Para o professor, seria importante que se tomassem medidas para que a indústria produzisse conversores com o Ginga. “Eles [as empresas] acham que o conversor não dá lucro. O governo é que deveria chegar nessa hora e dizer que tem que ter [o Ginga] no conversor”, critica Luiz Soares. Ele acredita que, se isso não acontecer em breve, é possível que os set top boxes comecem a ser importados.

O governo parece que está começando a se mexer nesse sentido. Em dezembro do ano passado, editou uma portaria interministerial que determina que cada fabricante de celular possua uma cota obrigatória de 5% de terminais produzidos localmente com o Sistema Brasileiro de TV Digital e o Ginga NCL.

Perfis

O Fórum do Sistema Brasileiro de TV Digital Terrestre (Fórum SBTVD) criou dois módulos de operação do Ginga. Em ambos, a interatividade é possível de forma equivalente. No entanto, um deles, mais simples, não possui a mesma capacidade de receber mídias adicionais. Ele só possui interações em áudio e não em vídeo (como a divisão da tela em duas ou mais programações). Essa diferenciação foi pensada para viabilizar a fabricação de conversores mais baratos.

“Foi para começar logo. Os perfis mais avançados exigem mais capacidade dos equipamentos.
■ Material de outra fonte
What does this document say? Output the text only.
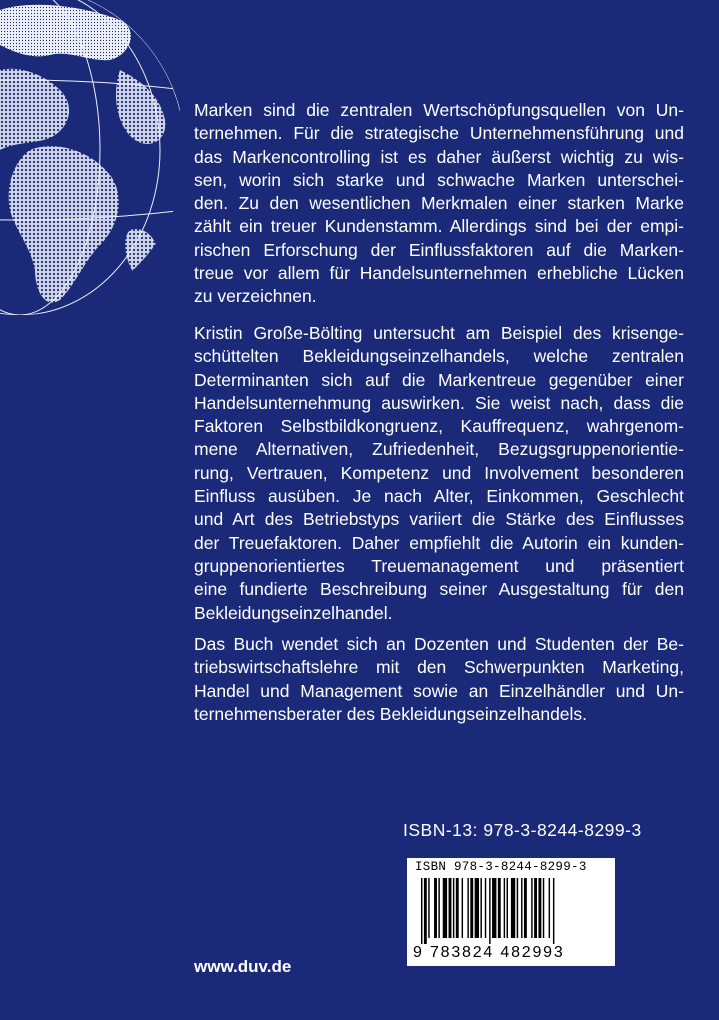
Marken sind die zentralen Wertschöpfungsquellen von Un-
ternehmen. Für die strategische Unternehmensführung und
das Markencontrolling ist es daher äußerst wichtig zu wis-
sen, worin sich starke und schwache Marken unterschei-
den. Zu den wesentlichen Merkmalen einer starken Marke
zählt ein treuer Kundenstamm. Allerdings sind bei der empi-
rischen Erforschung der Einflussfaktoren auf die Marken-
treue vor allem für Handelsunternehmen erhebliche Lücken
zu verzeichnen.

Kristin Große-Bölting untersucht am Beispiel des krisenge-
schüttelten Bekleidungseinzelhandels, welche zentralen
Determinanten sich auf die Markentreue gegenüber einer
Handelsunternehmung auswirken. Sie weist nach, dass die
Faktoren Selbstbildkongruenz, Kauffrequenz, wahrgenom-
mene Alternativen, Zufriedenheit, Bezugsgruppenorientie-
rung, Vertrauen, Kompetenz und Involvement besonderen
Einfluss ausüben. Je nach Alter, Einkommen, Geschlecht
und Art des Betriebstyps variiert die Stärke des Einflusses
der Treuefaktoren. Daher empfiehlt die Autorin ein kunden-
gruppenorientiertes Treuemanagement und präsentiert
eine fundierte Beschreibung seiner Ausgestaltung für den
Bekleidungseinzelhandel.

Das Buch wendet sich an Dozenten und Studenten der Be-
triebswirtschaftslehre mit den Schwerpunkten Marketing,
Handel und Management sowie an Einzelhändler und Un-
ternehmensberater des Bekleidungseinzelhandels.

ISBN-13: 978-3-8244-8299-3
ISBN 978-3-8244-8299-3
9 783824 482993
www.duv.de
Com o tempo, isso vai acontecendo”, explica Liliana Nakonechnyj, coordenadora do módulo de promoção do Fórum SBTVD. No entanto, como o perfil mais avançado deve vir acoplado em aparelhos mais caros, há o risco de essa política criar diferentes categorias de usuários, a partir do poder de compra de cada um.

TV por assinatura

Outro imbróglio que precisa ser equacionado na interatividade brasileira é adequar o Ginga, produzido para o sistema de TV aberta, para a TV por assinatura, que utiliza outro padrão tecnológico de interação, mais simples. “Não há compatibilidade. Se a TV por assinatura quiser ter aplicação das emissoras, vai ter que botar o Ginga dentro da caixinha (set top box)”, diz o professor Luiz Fernando Soares, da PUC-Rio. A caixinha, nesse caso, seria a atualmente utilizada pelas operadoras da TV paga.

O presidente da Associação Brasileira de TV por Assinatura (ABTA), Alexandre Annenberg, não parece estar muito preocupado com essa falta de sintonia entre os sistemas. Para ele, é certo que não haverá compatibilidade. “Não vamos fazer nada além do que aquilo que a gente já faz”, afirma. Sua aposta é que as operadoras da TV paga produzirão recursos cada vez mais sofisticados de interatividade, que, a seu ver, serão mais interessantes do que os aplicativos das emissoras abertas. “A interatividade num sistema aberto tem sempre limitações razoáveis”, acredita. Em outras palavras, o setor de TV paga aposta na competição com o sistema aberto.

Essa incompatibilidade pode ser ruim para os usuários, na opinião do professor da Escola de Comunicação da Universidade Federal do Rio de Janeiro Marcos Dantas. “O menor dos prejuízos é ser necessário ter mais de um conversor”, diz. Ele explica que o padrão adotado na Europa, o DVB, permite que apenas um conversor seja utilizado para todas as plataformas – TV aberta e paga – e para operadoras diferentes.

Além disso, existe a possibilidade de as emissoras, por falta de estrutura, não produzirem aplicativos diferentes para os canais que oferecem na TV aberta e para os que estão na TV por assinatura.

Para Arthur William, integrante do Intervozes – Coletivo Brasil de Comunicação Social, isso faria com que a produção da interatividade seja feita apenas para os canais fechados, que é mais simples, e seja adaptada para as programações abertas. Mais um dos desafios que deverão ser enfrentados para que a tão propagada interatividade do sistema “nipo-brasileiro” seja realmente um diferencial positivo da nova tecnologia e acessível a toda a população de forma igual.